As one Council member puts it: “Leadership isn’t about having all the answers. It’s about showing up consistently, learning with humility, and taking bold steps to drive change.”
The Global Ambassador Council is the official youth leadership body of Plant-for-the-Planet, representing Climate Justice Ambassadors and climate activists from around the world and helping shape the direction of the global youth movement for climate justice.
Council members serve for two years, collaborating across regions, supporting projects, representing youth voices, and co-creating initiatives within the global community. Over this time, they work together across continents and time zones to strengthen the global Climate Justice Ambassador community, develop initiatives, and turn ideas into collective action.
The newly elected Council brings together 16 young leaders from 12 countries across the global regions, connecting local experiences with global collaboration. It creates space for young people to learn from each other, to lead together, and to ensure that youth voices are not only heard, but meaningfully included. We are very happy to introduce the Global Ambassador Council for 2025–2027!
The Council is not only defined by its structure or decision-making power. It is shaped by people, driven individuals from around the world uniting for the same cause: climate action for a livable future for all, and the journeys that brought them there.
From personal experience to climate action
There is no single moment that leads a young person into climate action. At Plant-for-the-Planet, we believe in children and youth finding their own path, and in building a global community that supports them along the way. Youth empowerment means trusting young people as leaders today, creating spaces where they can learn, take responsibility, and turn ideas into action together.

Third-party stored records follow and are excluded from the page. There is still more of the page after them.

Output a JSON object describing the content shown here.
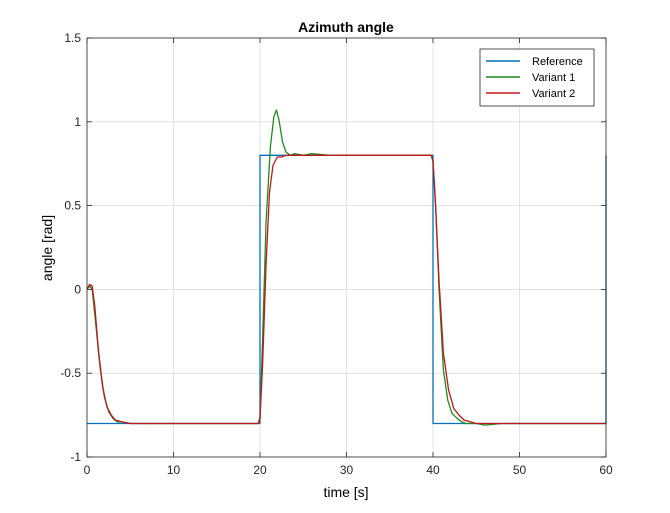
{
  "chart_data": {
    "type": "line",
    "title": "Azimuth angle",
    "xlabel": "time [s]",
    "ylabel": "angle [rad]",
    "xlim": [
      0,
      60
    ],
    "ylim": [
      -1,
      1.5
    ],
    "xticks": [
      "0",
      "10",
      "20",
      "30",
      "40",
      "50",
      "60"
    ],
    "yticks": [
      "-1",
      "-0.5",
      "0",
      "0.5",
      "1",
      "1.5"
    ],
    "grid": true,
    "legend_position": "top-right",
    "series": [
      {
        "name": "Reference",
        "color": "#0072BD",
        "x": [
          0,
          20,
          20,
          40,
          40,
          60,
          60
        ],
        "y": [
          -0.8,
          -0.8,
          0.8,
          0.8,
          -0.8,
          -0.8,
          0.8
        ]
      },
      {
        "name": "Variant 1",
        "color": "#1E8C1E",
        "x": [
          0,
          0.3,
          0.6,
          1.0,
          1.5,
          2.0,
          2.5,
          3.0,
          3.5,
          4.0,
          5.0,
          6.0,
          8.0,
          10.0,
          15.0,
          19.8,
          20.0,
          20.3,
          20.7,
          21.2,
          21.6,
          21.9,
          22.2,
          22.6,
          23.0,
          23.5,
          24.0,
          25.0,
          26.0,
          28.0,
          30.0,
          35.0,
          39.8,
          40.0,
          40.3,
          40.7,
          41.2,
          41.7,
          42.2,
          42.8,
          43.3,
          43.8,
          44.5,
          45.0,
          46.0,
          48.0,
          50.0,
          55.0,
          60.0
        ],
        "y": [
          0.0,
          0.02,
          0.0,
          -0.2,
          -0.46,
          -0.64,
          -0.73,
          -0.77,
          -0.79,
          -0.79,
          -0.8,
          -0.8,
          -0.8,
          -0.8,
          -0.8,
          -0.8,
          -0.76,
          -0.3,
          0.4,
          0.85,
          1.03,
          1.07,
          1.01,
          0.88,
          0.82,
          0.8,
          0.81,
          0.8,
          0.81,
          0.8,
          0.8,
          0.8,
          0.8,
          0.76,
          0.5,
          0.0,
          -0.48,
          -0.66,
          -0.74,
          -0.77,
          -0.79,
          -0.8,
          -0.8,
          -0.8,
          -0.81,
          -0.8,
          -0.8,
          -0.8,
          -0.8
        ]
      },
      {
        "name": "Variant 2",
        "color": "#C0161C",
        "x": [
          0,
          0.3,
          0.6,
          0.9,
          1.3,
          1.8,
          2.3,
          2.8,
          3.3,
          4.0,
          5.0,
          6.0,
          8.0,
          10.0,
          15.0,
          19.8,
          20.0,
          20.3,
          20.7,
          21.1,
          21.5,
          22.0,
          22.5,
          23.0,
          24.0,
          26.0,
          28.0,
          30.0,
          35.0,
          39.8,
          40.0,
          40.3,
          40.7,
          41.2,
          41.8,
          42.4,
          43.0,
          43.6,
          44.3,
          45.0,
          46.0,
          48.0,
          50.0,
          55.0,
          60.0
        ],
        "y": [
          0.0,
          0.03,
          0.02,
          -0.1,
          -0.35,
          -0.58,
          -0.7,
          -0.75,
          -0.78,
          -0.79,
          -0.8,
          -0.8,
          -0.8,
          -0.8,
          -0.8,
          -0.8,
          -0.77,
          -0.45,
          0.15,
          0.58,
          0.74,
          0.79,
          0.79,
          0.8,
          0.8,
          0.8,
          0.8,
          0.8,
          0.8,
          0.8,
          0.77,
          0.5,
          0.05,
          -0.38,
          -0.6,
          -0.71,
          -0.75,
          -0.78,
          -0.79,
          -0.8,
          -0.8,
          -0.8,
          -0.8,
          -0.8,
          -0.8
        ]
      }
    ]
  }
}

For many new Council members, there is a moment when the climate crisis became personal and impossible to ignore. For Matilda, the climate crisis became real on an ordinary school day in New York. Heavy rain flooded the subway line she depended on. Students were stranded, some walking across bridges in the pouring rain just to get home. Across the world in Jakarta, Bryan remembers coastal flooding and disappearing mangrove forests. That loss turned into motivation. He started guiding local forest restoration and bringing Indonesian youth voices into global climate discussions. In Rwanda, Nicole’s path grew from conservation work and youth networks. Working closely with other young people made one thing clear to her: leadership had to happen now. And in Cameroon, Hilux’s climate journey is tied to displacement, becoming a climate refugee and turning that experience into education initiatives, digital platforms, youth advocacy, and policy engagement both locally and globally.
These are only a few of the stories that brought this group together. They come from different continents, cultures, and realities, but they show something powerful: when young people see the climate crisis affecting their communities, they act. They organize, they build initiatives, and they drive change.
Climate education and empowerment in action
Climate education is a crucial step toward a more just future. Empowering young people means enabling them not only to understand the climate crisis, but to become part of the solution. Youth empowerment means learning by doing, restoring and protecting forests, leading projects, speaking up, and supporting each other across borders.
For some Council members, climate action also began with education, organizing workshops, working with children, or creating tools that make environmental knowledge accessible and empowering. For others, it began with restoring ecosystems, protecting forests, or supporting communities affected by the climate crisis. Some entered climate action through activism and policy engagement, learning how local experiences connect to global decision-making spaces. Others found their path through storytelling, entrepreneurship, or building youth communities that keep people engaged after their first step into climate action.
This term’s president, 17 years old, Eva Jedani, explains: “I see a lot of value in the Council, especially because of how it ensures that the voices of Youth are included in the organisation, not only in theory, but in practice. This active step towards including young people in climate decision-making has always been something I envisioned as the next step in my Plant-for-the-Planet journey because it is an opportunity to consolidate my experience on the ground into a leadership role.”
Each journey is different, but together they form a shared purpose and new synergies within the global movement. Real change happens when people connect, and in diversity there lie synergies.